Das Himbeerreich – Theatertrailer und -text im Zusammenspiel betrachten

Lernende loten das Spannungsfeld zwischen Dokumentartheater, Bühnenaufführung und Fernsehunterhaltung aus und ergründen Möglichkeiten theatraler Zeichensprache.

Das Himbeerreich und seine Inszenierungen – ein Überblick
Das Himbeerreich und seine Inszenierungen – ein Überblick
Das Himbeerreich, als Auftragswerk des Deutschen Theaters Berlin und des Schauspiels Stuttgart im Januar 2013 unter der Regie des Autors Andres Veiel uraufgeführt, basiert auf 25 Einzelgesprächen mit ehemaligen und aktiven Bankern zum Zeitpunkt der Finanzkrise. Das rund 1500 Seiten umfassende und anonymisierte Transkript montierte und kürzte der Autor zu einem Stück, in dem vier Investmentbanker und eine Investmentbankerin die Hauptrollen spielen. Die dramatis personae, denen ein Chauffeur eines Vorstands als moralische Instanz an die Seite gestellt wird, sind folglich eine fiktionale Konstruktion, ihre Einlassungen als solche sind jedoch tatsächlich überliefert, zumal Veiel eigenen Aussagen zufolge nichts hinzuerfand. Dokumentationsanspruch und Wirklichkeitsbehauptung der auf die Bühne gebrachten Bankeninterna sind somit zentral für Das Himbeerreich, dessen Titel auf die RAF-Terroristin Gudrun Ensslin zurückgeht und synonym für eine konsumorientierte Warenwelt und den Kapitalismus schlechthin verwendet wurde.

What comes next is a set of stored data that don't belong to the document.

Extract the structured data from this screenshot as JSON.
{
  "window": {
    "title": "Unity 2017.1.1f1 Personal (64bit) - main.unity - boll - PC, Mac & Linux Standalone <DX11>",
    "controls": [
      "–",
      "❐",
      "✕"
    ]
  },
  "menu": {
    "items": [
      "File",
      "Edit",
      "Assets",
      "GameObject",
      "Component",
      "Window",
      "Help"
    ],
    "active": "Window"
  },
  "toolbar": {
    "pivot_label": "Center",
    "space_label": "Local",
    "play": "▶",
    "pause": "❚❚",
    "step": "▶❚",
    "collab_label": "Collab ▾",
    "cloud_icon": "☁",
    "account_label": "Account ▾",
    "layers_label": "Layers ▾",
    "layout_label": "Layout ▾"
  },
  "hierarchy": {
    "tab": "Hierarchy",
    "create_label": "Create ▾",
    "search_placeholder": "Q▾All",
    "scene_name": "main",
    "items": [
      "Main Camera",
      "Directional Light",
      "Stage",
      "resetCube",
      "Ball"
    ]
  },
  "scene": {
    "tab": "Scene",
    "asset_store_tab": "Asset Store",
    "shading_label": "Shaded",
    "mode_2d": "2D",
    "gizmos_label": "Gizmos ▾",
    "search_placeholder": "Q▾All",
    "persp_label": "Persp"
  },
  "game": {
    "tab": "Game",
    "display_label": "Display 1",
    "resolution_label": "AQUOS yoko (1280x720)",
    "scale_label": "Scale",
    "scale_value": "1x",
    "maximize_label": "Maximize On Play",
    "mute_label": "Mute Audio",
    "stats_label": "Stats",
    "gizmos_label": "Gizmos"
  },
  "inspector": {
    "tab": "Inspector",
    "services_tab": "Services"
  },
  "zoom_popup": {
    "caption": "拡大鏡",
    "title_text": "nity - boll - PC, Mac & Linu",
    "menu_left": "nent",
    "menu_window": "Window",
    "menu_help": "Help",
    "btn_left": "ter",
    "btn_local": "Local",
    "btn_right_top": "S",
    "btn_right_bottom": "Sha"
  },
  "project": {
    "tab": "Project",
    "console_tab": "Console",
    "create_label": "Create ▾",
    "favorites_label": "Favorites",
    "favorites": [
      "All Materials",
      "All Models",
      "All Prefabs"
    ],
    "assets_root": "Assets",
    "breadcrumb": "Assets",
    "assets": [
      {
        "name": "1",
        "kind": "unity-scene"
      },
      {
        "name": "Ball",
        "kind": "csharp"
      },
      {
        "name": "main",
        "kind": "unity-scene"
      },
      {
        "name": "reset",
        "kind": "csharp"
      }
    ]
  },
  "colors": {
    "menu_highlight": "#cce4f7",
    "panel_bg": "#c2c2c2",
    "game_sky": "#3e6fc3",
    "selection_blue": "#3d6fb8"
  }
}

Neben Berlin und Stuttgart als Orte der Uraufführung wurde Das Himbeerreich mittlerweile im deutschsprachigen Raum u.a. in Salzburg, Kassel, Freiburg, Neuss, Frankfurt, Kiel, Köln, Aachen, Cottbus und Nürnberg auf die Bühne gebracht. Zudem wurde es in mehrere Sprachen übersetzt und auch international aufgeführt. Eine Hörspielfassung produzierte der RBB in Co-Produktion mit dem Hessischen Rundfunk (2014).
Zum Autor
Andres Veiel, Jahrgang 1959, Autor, Film- und Theaterregisseur, gilt im deutschsprachigen Raum als einer der wichtigsten Vertreter einer politisch engagierten Kunst. Das Werk des studierten Psychologen lotet häufig Grenzbereiche zwischen Realität und Fiktion aus und beleuchtet Zusammenhänge zwischen biografischer und historischer Gewalt. Kennzeichnend für seine Arbeitsweise sind detaillierte Recherchen als Basis für seine Projekte – so auch für Das Himbeerreich.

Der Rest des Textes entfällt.